While the world is hailing Mahasweta Devi as eminent writer largely inheriting the literary genius of then undivided Bengal, she always considered her creativity as a weapon to fight the daily injustice and exploitation faced by the most marginalised and dispossessed among Indian tribals.
Once she famously remarked that her writings were just an extension of the rebellion she was carrying out through reports in newspapers, petitions, court cases, letters to the authorities, participation in activist organisations, advocacy and through the grassroots journal she edited, Bortika, in which the ousted told their stories.
In a way, she was trying to merge the forgotten and invisible tribal history with the official history of the nation. The eminent writer and social activist passed away in Kolkata on Thursday after cardiac arrest following multi-organ failure. She was 91 and had been suffering from kidney, lung and other age-related ailments for a long time.
Mourning her death, West Bengal Chief Minister Mamata Banerjee said that her body would be kept at Peace World mortuary and on Friday morning it would be brought to the cultural hub of Rabindra Sadan where the public can pay their last respects to the departed soul. “India has lost a great writer.
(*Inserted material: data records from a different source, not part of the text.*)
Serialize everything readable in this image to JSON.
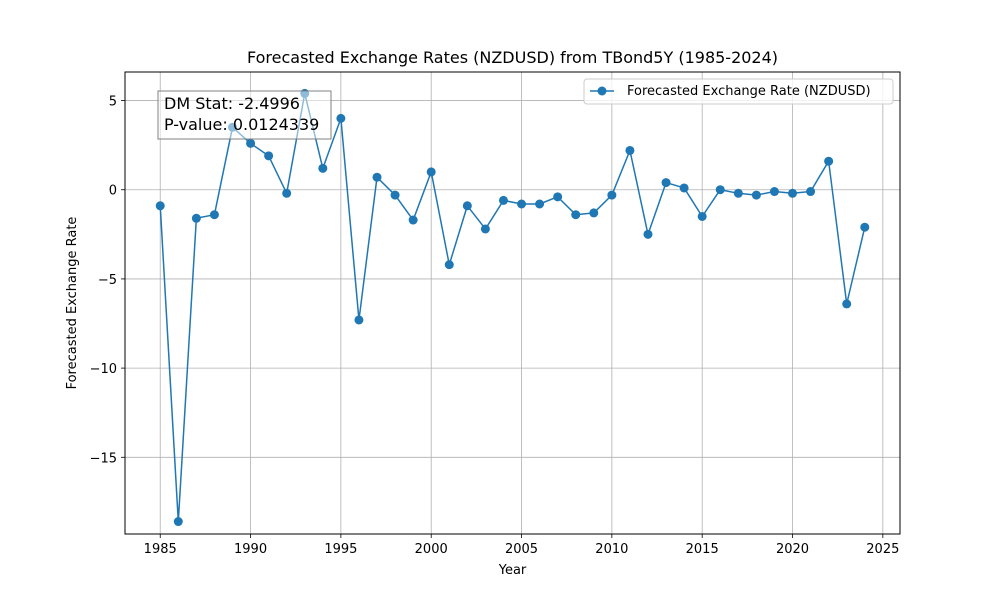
{
  "chart_data": {
    "type": "line",
    "title": "Forecasted Exchange Rates (NZDUSD) from TBond5Y (1985-2024)",
    "xlabel": "Year",
    "ylabel": "Forecasted Exchange Rate",
    "xlim": [
      1983.05,
      2025.95
    ],
    "ylim": [
      -19.3,
      6.6
    ],
    "xticks": [
      1985,
      1990,
      1995,
      2000,
      2005,
      2010,
      2015,
      2020,
      2025
    ],
    "yticks": [
      -15,
      -10,
      -5,
      0,
      5
    ],
    "grid": true,
    "legend_position": "top-right",
    "series": [
      {
        "name": "Forecasted Exchange Rate (NZDUSD)",
        "color": "#1f77b4",
        "x": [
          1985,
          1986,
          1987,
          1988,
          1989,
          1990,
          1991,
          1992,
          1993,
          1994,
          1995,
          1996,
          1997,
          1998,
          1999,
          2000,
          2001,
          2002,
          2003,
          2004,
          2005,
          2006,
          2007,
          2008,
          2009,
          2010,
          2011,
          2012,
          2013,
          2014,
          2015,
          2016,
          2017,
          2018,
          2019,
          2020,
          2021,
          2022,
          2023,
          2024
        ],
        "values": [
          -0.9,
          -18.6,
          -1.6,
          -1.4,
          3.5,
          2.6,
          1.9,
          -0.2,
          5.4,
          1.2,
          4.0,
          -7.3,
          0.7,
          -0.3,
          -1.7,
          1.0,
          -4.2,
          -0.9,
          -2.2,
          -0.6,
          -0.8,
          -0.8,
          -0.4,
          -1.4,
          -1.3,
          -0.3,
          2.2,
          -2.5,
          0.4,
          0.1,
          -1.5,
          0.0,
          -0.2,
          -0.3,
          -0.1,
          -0.2,
          -0.1,
          1.6,
          -6.4,
          -2.1
        ]
      }
    ],
    "annotation": {
      "line1": "DM Stat: -2.4996",
      "line2": "P-value: 0.0124339"
    }
  }
}
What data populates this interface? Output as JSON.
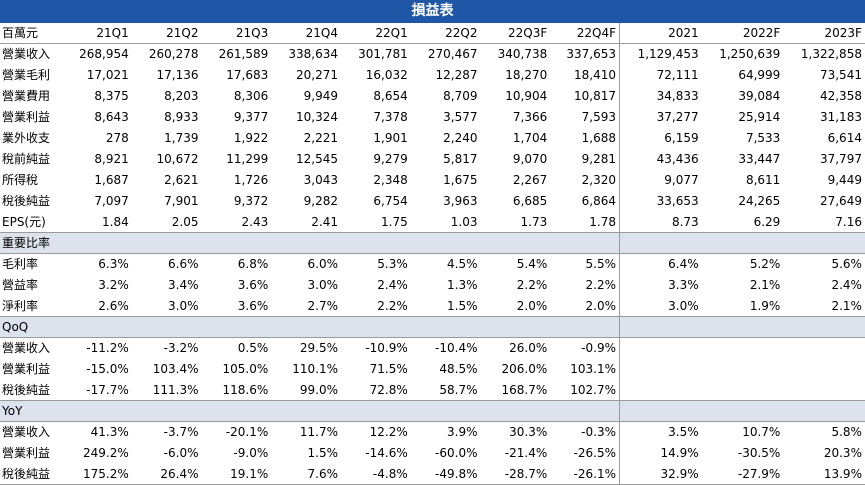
{
  "title": "損益表",
  "table": {
    "header": [
      "百萬元",
      "21Q1",
      "21Q2",
      "21Q3",
      "21Q4",
      "22Q1",
      "22Q2",
      "22Q3F",
      "22Q4F",
      "2021",
      "2022F",
      "2023F"
    ],
    "rows": [
      [
        "營業收入",
        "268,954",
        "260,278",
        "261,589",
        "338,634",
        "301,781",
        "270,467",
        "340,738",
        "337,653",
        "1,129,453",
        "1,250,639",
        "1,322,858"
      ],
      [
        "營業毛利",
        "17,021",
        "17,136",
        "17,683",
        "20,271",
        "16,032",
        "12,287",
        "18,270",
        "18,410",
        "72,111",
        "64,999",
        "73,541"
      ],
      [
        "營業費用",
        "8,375",
        "8,203",
        "8,306",
        "9,949",
        "8,654",
        "8,709",
        "10,904",
        "10,817",
        "34,833",
        "39,084",
        "42,358"
      ],
      [
        "營業利益",
        "8,643",
        "8,933",
        "9,377",
        "10,324",
        "7,378",
        "3,577",
        "7,366",
        "7,593",
        "37,277",
        "25,914",
        "31,183"
      ],
      [
        "業外收支",
        "278",
        "1,739",
        "1,922",
        "2,221",
        "1,901",
        "2,240",
        "1,704",
        "1,688",
        "6,159",
        "7,533",
        "6,614"
      ],
      [
        "稅前純益",
        "8,921",
        "10,672",
        "11,299",
        "12,545",
        "9,279",
        "5,817",
        "9,070",
        "9,281",
        "43,436",
        "33,447",
        "37,797"
      ],
      [
        "所得稅",
        "1,687",
        "2,621",
        "1,726",
        "3,043",
        "2,348",
        "1,675",
        "2,267",
        "2,320",
        "9,077",
        "8,611",
        "9,449"
      ],
      [
        "稅後純益",
        "7,097",
        "7,901",
        "9,372",
        "9,282",
        "6,754",
        "3,963",
        "6,685",
        "6,864",
        "33,653",
        "24,265",
        "27,649"
      ],
      [
        "EPS(元)",
        "1.84",
        "2.05",
        "2.43",
        "2.41",
        "1.75",
        "1.03",
        "1.73",
        "1.78",
        "8.73",
        "6.29",
        "7.16"
      ]
    ],
    "sections": [
      {
        "title": "重要比率",
        "rows": [
          [
            "毛利率",
            "6.3%",
            "6.6%",
            "6.8%",
            "6.0%",
            "5.3%",
            "4.5%",
            "5.4%",
            "5.5%",
            "6.4%",
            "5.2%",
            "5.6%"
          ],
          [
            "營益率",
            "3.2%",
            "3.4%",
            "3.6%",
            "3.0%",
            "2.4%",
            "1.3%",
            "2.2%",
            "2.2%",
            "3.3%",
            "2.1%",
            "2.4%"
          ],
          [
            "淨利率",
            "2.6%",
            "3.0%",
            "3.6%",
            "2.7%",
            "2.2%",
            "1.5%",
            "2.0%",
            "2.0%",
            "3.0%",
            "1.9%",
            "2.1%"
          ]
        ]
      },
      {
        "title": "QoQ",
        "rows": [
          [
            "營業收入",
            "-11.2%",
            "-3.2%",
            "0.5%",
            "29.5%",
            "-10.9%",
            "-10.4%",
            "26.0%",
            "-0.9%"
          ],
          [
            "營業利益",
            "-15.0%",
            "103.4%",
            "105.0%",
            "110.1%",
            "71.5%",
            "48.5%",
            "206.0%",
            "103.1%"
          ],
          [
            "稅後純益",
            "-17.7%",
            "111.3%",
            "118.6%",
            "99.0%",
            "72.8%",
            "58.7%",
            "168.7%",
            "102.7%"
          ]
        ]
      },
      {
        "title": "YoY",
        "rows": [
          [
            "營業收入",
            "41.3%",
            "-3.7%",
            "-20.1%",
            "11.7%",
            "12.2%",
            "3.9%",
            "30.3%",
            "-0.3%",
            "3.5%",
            "10.7%",
            "5.8%"
          ],
          [
            "營業利益",
            "249.2%",
            "-6.0%",
            "-9.0%",
            "1.5%",
            "-14.6%",
            "-60.0%",
            "-21.4%",
            "-26.5%",
            "14.9%",
            "-30.5%",
            "20.3%"
          ],
          [
            "稅後純益",
            "175.2%",
            "26.4%",
            "19.1%",
            "7.6%",
            "-4.8%",
            "-49.8%",
            "-28.7%",
            "-26.1%",
            "32.9%",
            "-27.9%",
            "13.9%"
          ]
        ]
      }
    ]
  }
}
Bengal has lost a glorious mother. I have lost a personal guide. Mahashweta Di rest in peace", Banerjee said recalling her association with Mahasweta who had supported her in the fight against acquisition of land in Singur and Nandigram.
A litterateur with the zeal of an activist, Mahasweta Devi used expression as a tool to fight for the rights of the indigenous people and marginalised sections. Sadly, Mahasweta Devi, who had penned hundreds of heartwarming tales, could never finish her own story about the mental trauma she went through after her divorce.